Railway Rebuilt the Cloud for Agents - Here's Why That Actually Matters

Railway runs bare-metal data centres because the economics of agent workloads don't work on traditional cloud infrastructure. Their customers are spending over $200,000 monthly on agent coding tasks alone. That's not hype - that's measured usage from 3 million users running production workloads.

Jake Cooper, Railway's founder, walked through their infrastructure thesis with Latent Space. The core argument: agents need different primitives than web applications. The cloud stack we built for serving HTTP requests breaks down when the workload is autonomous code execution.

The Agent Infrastructure Problem

Traditional cloud platforms charge for compute time. That pricing model assumes short-lived requests - a user hits an endpoint, you run some code, you return a response. Measure in milliseconds, bill in seconds, optimise for throughput.

Agent workloads invert that model. An agent coding task might run for minutes or hours. It's not a burst - it's sustained compute doing exploratory work. It forks execution paths, tests multiple approaches, retries failures. The cost structure of AWS or GCP makes this prohibitively expensive.

Railway's solution: own the hardware. They're running bare-metal servers in their own data centres with a three-month payback period on hardware costs.
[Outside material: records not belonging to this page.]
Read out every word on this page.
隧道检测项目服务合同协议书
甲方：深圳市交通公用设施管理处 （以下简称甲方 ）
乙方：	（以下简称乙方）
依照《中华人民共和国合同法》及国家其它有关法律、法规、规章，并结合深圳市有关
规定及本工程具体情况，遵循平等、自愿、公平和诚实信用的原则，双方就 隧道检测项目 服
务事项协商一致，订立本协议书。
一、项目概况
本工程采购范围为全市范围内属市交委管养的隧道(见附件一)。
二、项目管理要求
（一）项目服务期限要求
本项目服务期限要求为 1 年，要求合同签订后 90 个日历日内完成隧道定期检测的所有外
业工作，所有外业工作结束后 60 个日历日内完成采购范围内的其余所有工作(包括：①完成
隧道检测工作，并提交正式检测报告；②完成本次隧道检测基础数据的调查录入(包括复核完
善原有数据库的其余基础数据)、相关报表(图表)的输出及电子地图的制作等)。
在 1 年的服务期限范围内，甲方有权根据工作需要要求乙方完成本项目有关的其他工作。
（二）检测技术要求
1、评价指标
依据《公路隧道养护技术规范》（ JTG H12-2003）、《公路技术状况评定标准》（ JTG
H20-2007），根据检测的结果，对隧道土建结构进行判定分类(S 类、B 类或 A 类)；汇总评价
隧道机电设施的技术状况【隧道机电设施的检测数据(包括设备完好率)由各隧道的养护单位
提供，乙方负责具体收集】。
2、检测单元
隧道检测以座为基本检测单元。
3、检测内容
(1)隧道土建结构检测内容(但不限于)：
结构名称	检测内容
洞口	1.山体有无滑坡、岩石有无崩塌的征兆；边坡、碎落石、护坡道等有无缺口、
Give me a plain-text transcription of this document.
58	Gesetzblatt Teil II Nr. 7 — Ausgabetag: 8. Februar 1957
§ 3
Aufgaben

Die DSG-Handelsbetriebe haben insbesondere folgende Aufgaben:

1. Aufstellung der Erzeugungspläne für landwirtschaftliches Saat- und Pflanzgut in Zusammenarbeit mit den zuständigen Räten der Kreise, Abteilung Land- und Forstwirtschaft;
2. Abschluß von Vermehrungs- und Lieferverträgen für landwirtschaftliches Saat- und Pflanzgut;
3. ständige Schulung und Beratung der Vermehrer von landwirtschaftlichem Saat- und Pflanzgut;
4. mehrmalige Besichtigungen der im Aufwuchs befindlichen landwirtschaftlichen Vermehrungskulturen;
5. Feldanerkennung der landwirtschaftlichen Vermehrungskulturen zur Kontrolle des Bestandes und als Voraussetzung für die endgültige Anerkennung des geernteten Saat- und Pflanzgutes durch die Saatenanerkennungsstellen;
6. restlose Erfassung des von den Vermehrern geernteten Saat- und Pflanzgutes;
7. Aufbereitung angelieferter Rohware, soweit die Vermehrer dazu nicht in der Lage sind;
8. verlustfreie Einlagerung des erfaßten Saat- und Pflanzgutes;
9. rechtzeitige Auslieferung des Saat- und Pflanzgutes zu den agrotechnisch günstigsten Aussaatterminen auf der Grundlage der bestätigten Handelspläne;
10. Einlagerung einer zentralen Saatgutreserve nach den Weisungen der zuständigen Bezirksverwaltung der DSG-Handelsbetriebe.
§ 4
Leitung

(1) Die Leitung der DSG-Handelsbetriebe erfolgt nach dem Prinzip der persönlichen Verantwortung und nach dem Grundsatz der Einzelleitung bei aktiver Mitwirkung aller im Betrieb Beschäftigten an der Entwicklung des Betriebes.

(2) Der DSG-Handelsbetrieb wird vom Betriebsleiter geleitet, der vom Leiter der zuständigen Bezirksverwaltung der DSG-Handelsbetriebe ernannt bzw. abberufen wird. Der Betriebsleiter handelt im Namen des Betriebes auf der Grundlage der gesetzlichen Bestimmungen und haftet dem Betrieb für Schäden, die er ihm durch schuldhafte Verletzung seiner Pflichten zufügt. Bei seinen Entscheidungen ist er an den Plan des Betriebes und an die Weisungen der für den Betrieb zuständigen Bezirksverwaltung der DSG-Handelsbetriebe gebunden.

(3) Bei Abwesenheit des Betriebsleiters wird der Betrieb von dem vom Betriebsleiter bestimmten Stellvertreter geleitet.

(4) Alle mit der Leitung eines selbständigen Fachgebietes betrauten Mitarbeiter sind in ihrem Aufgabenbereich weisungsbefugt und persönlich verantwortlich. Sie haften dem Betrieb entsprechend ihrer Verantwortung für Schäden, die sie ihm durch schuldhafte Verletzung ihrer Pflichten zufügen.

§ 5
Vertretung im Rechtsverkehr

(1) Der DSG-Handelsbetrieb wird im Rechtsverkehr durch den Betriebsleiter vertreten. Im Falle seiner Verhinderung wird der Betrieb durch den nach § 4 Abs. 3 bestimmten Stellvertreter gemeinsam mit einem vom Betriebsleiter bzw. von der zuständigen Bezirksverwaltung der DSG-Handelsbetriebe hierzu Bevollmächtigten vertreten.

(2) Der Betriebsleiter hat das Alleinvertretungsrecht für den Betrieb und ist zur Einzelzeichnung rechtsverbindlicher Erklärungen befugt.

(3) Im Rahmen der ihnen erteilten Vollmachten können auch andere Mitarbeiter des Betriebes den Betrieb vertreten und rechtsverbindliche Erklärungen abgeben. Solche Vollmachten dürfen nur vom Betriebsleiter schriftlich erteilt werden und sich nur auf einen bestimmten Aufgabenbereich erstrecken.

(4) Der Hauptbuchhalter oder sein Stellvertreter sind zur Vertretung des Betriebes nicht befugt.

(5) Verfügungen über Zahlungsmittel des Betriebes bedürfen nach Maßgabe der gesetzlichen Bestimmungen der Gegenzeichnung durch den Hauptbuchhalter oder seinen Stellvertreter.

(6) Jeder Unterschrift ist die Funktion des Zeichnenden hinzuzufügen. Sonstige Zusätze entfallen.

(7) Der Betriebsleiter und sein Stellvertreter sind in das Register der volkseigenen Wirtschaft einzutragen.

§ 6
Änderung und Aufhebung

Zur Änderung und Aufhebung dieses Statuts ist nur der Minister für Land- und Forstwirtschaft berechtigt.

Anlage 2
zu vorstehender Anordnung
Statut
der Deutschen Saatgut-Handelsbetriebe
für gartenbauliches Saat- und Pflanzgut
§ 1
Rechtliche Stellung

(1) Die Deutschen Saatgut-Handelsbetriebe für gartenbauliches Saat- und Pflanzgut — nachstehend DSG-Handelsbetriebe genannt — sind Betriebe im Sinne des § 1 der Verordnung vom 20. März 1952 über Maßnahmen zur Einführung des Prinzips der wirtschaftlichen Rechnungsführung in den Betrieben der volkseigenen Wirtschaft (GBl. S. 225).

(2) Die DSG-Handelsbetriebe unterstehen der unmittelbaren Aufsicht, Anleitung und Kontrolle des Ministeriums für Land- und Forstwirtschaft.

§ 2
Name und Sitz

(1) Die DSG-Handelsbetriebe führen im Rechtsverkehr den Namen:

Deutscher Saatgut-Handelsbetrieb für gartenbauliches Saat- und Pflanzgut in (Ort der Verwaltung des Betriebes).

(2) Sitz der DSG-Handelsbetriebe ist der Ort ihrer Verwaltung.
That economics only works at scale, and they're at scale - 3 million users, meaningful revenue, proven demand.

Safe Production Forking

Cooper introduced a concept called safe production forking - the ability to duplicate a running production environment, test changes in isolation, then merge or discard. For web applications, this is nice-to-have. For agent development, it's essential.

Agents break things. Not occasionally - constantly. They're exploratory by design. An agent writing code will try approaches that crash, configurations that fail, dependencies that conflict. Traditional deployment flows assume you test locally, then ship to production. Agents need to test IN production - against real data, real services, real constraints - without risking the live system.

Railway built forking as a first-class primitive. Spin up an identical copy of production, point the agent at it, let it try things. If it works, merge. If it breaks, discard. The cost is compute time, which Railway controls. The value is developers shipping agent features without fear.

Thirty-Five People, Three Million Users

Railway operates with a 35-person team. For context: that's the size of a mid-stage startup, not a cloud infrastructure provider serving millions. The efficiency comes from focused scope - they're not building everything AWS builds. They're building exactly what agent workloads need and nothing else.

This is the infrastructure thesis in practice. Start with a clear opinion about what the workload looks like, then build backwards from there. Don't abstract for every possible use case. Optimise for the one case that matters - in Railway's case, developers building with agents.

The $200,000+ monthly spend on agent coding tells you the use case is real. Developers are paying for this infrastructure because it solves a problem they can't solve elsewhere. That's product-market fit expressed in revenue, not surveys.

Rebuilding from First Principles

Cooper's broader point: the cloud infrastructure we have was designed for the applications we had in 2010. Stateless web services, microservices, containers, orchestration - all optimised for request-response patterns and human-driven deployments.

Agents don't fit that model. They're stateful, long-running, exploratory, and autonomous. They need different primitives: safe forking, persistent state, cheap sustained compute, infrastructure that adapts to exploratory workloads.

Railway isn't trying to compete with AWS on breadth. They're competing on depth for a specific workload. If agent development becomes as common as web development - and the usage numbers suggest it might - that focused strategy could matter more than general-purpose infrastructure.

What This Means for Builders

If you're building with agents, the infrastructure question matters more than it did for traditional applications. Running agent workloads on standard cloud platforms costs too much and provides the wrong primitives. You need forking, you need cheap sustained compute, you need infrastructure that treats exploratory execution as normal.

Railway's existence proves there's demand for agent-native infrastructure. Their growth proves developers will pay for it. The three-month hardware payback proves the economics work at scale.

For business owners considering agent implementations: infrastructure cost is a real constraint, not a theoretical one. The traditional cloud vendors will adapt eventually - they always do. But right now, platforms built specifically for agent workloads have a genuine advantage in both cost and capability.